Can you imagine adults sitting in a large classroom listening to the same tired old talks about adding 2 + 2 and how to spell c-a-t? Yet we do that in many church assemblies. No wonder so many Christian people stop attending services. They are bored to distraction by elementary teachers repeating elementary teachings to adults.
As an educator I am somewhat embarrassed to admit that for several years of church work I failed to realize that some adult believers are babes in Christ who need milk but others are grown-up adults who can chew meat. I suppose I came by that point of view because I always attended churches that gathered adults together in one big room to be "fed" by the "Pastor/ Shepherd of the sheep." (We were the sheep.) Everybody ate the same food and we all sat with mouths open in anticipation whether we had just come to the Lord or were veterans of fifty spiritual years.
Hebrews 6 gives us a completely different point of view. When I read it I can clearly see that the Spirit who inspired the Bible understood developmental stages of growth and change. God is an educator who develops some teachings for Babes and others for Disciples and still more for us in Ministry.
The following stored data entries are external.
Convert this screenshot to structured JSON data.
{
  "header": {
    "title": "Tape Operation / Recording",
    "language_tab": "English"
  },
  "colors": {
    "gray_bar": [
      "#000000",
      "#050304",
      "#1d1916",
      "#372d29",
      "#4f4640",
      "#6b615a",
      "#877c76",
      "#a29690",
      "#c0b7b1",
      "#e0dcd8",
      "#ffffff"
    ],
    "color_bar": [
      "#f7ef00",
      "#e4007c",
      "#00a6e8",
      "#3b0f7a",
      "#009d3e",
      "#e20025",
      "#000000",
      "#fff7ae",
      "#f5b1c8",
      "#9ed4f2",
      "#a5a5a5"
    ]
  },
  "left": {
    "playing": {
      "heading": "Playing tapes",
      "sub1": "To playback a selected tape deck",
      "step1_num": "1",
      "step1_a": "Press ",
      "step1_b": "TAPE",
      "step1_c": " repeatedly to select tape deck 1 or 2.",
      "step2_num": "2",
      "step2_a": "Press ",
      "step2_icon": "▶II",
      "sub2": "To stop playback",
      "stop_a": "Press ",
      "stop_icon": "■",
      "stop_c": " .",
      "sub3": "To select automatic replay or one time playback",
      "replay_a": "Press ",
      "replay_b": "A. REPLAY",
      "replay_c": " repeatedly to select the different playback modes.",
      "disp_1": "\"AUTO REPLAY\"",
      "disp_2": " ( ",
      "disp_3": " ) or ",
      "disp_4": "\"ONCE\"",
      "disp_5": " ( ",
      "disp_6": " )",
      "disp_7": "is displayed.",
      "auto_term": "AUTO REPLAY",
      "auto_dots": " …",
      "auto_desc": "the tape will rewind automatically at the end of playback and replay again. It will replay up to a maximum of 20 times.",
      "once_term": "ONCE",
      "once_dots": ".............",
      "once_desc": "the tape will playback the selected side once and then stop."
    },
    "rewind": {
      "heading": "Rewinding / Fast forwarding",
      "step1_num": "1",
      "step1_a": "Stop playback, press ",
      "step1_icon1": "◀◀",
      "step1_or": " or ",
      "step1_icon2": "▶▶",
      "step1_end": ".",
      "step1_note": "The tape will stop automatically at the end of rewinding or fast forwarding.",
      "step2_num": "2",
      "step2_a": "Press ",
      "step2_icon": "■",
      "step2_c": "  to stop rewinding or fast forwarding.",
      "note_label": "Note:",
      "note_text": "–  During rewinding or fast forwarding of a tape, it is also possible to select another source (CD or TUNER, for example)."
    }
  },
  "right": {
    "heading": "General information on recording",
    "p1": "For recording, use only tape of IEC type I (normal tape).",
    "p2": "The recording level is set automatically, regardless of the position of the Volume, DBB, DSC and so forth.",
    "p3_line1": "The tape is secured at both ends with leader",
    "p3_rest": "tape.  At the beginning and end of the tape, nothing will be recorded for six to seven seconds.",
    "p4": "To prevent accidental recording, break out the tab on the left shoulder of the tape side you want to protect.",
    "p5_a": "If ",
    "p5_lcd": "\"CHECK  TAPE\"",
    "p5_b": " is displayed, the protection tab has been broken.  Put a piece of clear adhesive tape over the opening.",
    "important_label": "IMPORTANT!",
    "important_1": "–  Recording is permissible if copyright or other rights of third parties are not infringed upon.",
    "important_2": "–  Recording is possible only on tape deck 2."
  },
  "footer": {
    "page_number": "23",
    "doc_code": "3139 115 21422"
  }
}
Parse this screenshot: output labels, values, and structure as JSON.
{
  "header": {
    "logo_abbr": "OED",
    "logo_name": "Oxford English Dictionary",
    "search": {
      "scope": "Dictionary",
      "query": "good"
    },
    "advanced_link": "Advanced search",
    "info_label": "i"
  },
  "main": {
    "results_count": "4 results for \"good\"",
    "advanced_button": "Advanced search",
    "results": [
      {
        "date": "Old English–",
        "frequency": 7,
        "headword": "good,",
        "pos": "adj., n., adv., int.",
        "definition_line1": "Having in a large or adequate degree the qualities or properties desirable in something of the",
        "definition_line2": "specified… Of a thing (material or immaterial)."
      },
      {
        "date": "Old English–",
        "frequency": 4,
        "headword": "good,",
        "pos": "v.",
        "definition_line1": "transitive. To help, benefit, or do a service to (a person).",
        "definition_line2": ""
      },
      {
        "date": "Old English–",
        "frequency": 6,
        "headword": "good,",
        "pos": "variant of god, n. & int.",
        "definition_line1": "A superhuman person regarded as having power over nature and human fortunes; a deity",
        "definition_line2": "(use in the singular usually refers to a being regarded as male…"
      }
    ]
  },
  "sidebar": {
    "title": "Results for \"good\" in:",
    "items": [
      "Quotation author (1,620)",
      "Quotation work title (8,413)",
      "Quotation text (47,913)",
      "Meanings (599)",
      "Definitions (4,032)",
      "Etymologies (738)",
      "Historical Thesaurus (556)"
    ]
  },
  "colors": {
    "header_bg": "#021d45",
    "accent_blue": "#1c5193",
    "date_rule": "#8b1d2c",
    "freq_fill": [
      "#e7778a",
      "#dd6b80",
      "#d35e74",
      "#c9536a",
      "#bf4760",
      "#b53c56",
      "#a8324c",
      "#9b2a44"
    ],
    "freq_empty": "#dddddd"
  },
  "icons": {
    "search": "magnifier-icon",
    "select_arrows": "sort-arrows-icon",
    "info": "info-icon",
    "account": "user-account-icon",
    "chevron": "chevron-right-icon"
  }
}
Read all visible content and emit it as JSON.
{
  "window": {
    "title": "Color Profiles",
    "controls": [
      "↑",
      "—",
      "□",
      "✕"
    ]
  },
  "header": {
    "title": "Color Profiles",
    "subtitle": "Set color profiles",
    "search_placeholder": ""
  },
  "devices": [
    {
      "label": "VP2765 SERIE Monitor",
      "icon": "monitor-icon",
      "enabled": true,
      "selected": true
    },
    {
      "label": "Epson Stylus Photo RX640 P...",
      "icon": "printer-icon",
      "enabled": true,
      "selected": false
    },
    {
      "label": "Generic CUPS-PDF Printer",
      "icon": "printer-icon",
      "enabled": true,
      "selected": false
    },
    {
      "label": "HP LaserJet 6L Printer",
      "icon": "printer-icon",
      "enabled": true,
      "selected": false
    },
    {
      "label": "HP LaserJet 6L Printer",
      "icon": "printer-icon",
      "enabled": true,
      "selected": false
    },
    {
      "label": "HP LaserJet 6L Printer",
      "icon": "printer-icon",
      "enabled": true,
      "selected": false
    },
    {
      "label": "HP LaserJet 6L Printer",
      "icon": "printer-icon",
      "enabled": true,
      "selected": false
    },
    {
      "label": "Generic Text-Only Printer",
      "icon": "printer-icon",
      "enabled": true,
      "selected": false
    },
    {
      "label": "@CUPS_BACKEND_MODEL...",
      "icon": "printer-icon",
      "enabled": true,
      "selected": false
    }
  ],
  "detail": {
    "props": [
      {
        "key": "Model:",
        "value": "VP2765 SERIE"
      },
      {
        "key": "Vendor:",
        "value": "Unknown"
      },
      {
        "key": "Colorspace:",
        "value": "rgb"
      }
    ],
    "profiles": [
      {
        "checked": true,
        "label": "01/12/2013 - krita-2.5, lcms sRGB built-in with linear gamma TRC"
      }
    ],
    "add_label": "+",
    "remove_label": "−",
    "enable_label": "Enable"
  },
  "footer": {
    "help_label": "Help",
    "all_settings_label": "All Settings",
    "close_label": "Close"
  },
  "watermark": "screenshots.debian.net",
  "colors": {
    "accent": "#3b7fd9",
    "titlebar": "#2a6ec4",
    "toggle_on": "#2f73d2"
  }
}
Would we present the same things to my four-year-old grand daughter as we would to her mother?
1 Therefore let us leave the elementary teachings about Christ and go on to maturity, not laying again the foundation of repentance from acts that lead to death and of faith in God, 2 instruction about baptisms, the laying on of hands, the resurrection of the dead, and eternal judgment.
3 And God permitting, we will do so. (NIV)
Any Pastor who wants to really feed his/her people will develop ways to discern where they are spiritually and offer them food that is specifically designed for that stage of spiritual growth. Most people covet large numbers with lots of money and bottoms in the pews. They love fat churches not big, strong, healthy churches. No wonder there is so little long term change happening. Only by making strong disciples will we become effective in our ministries.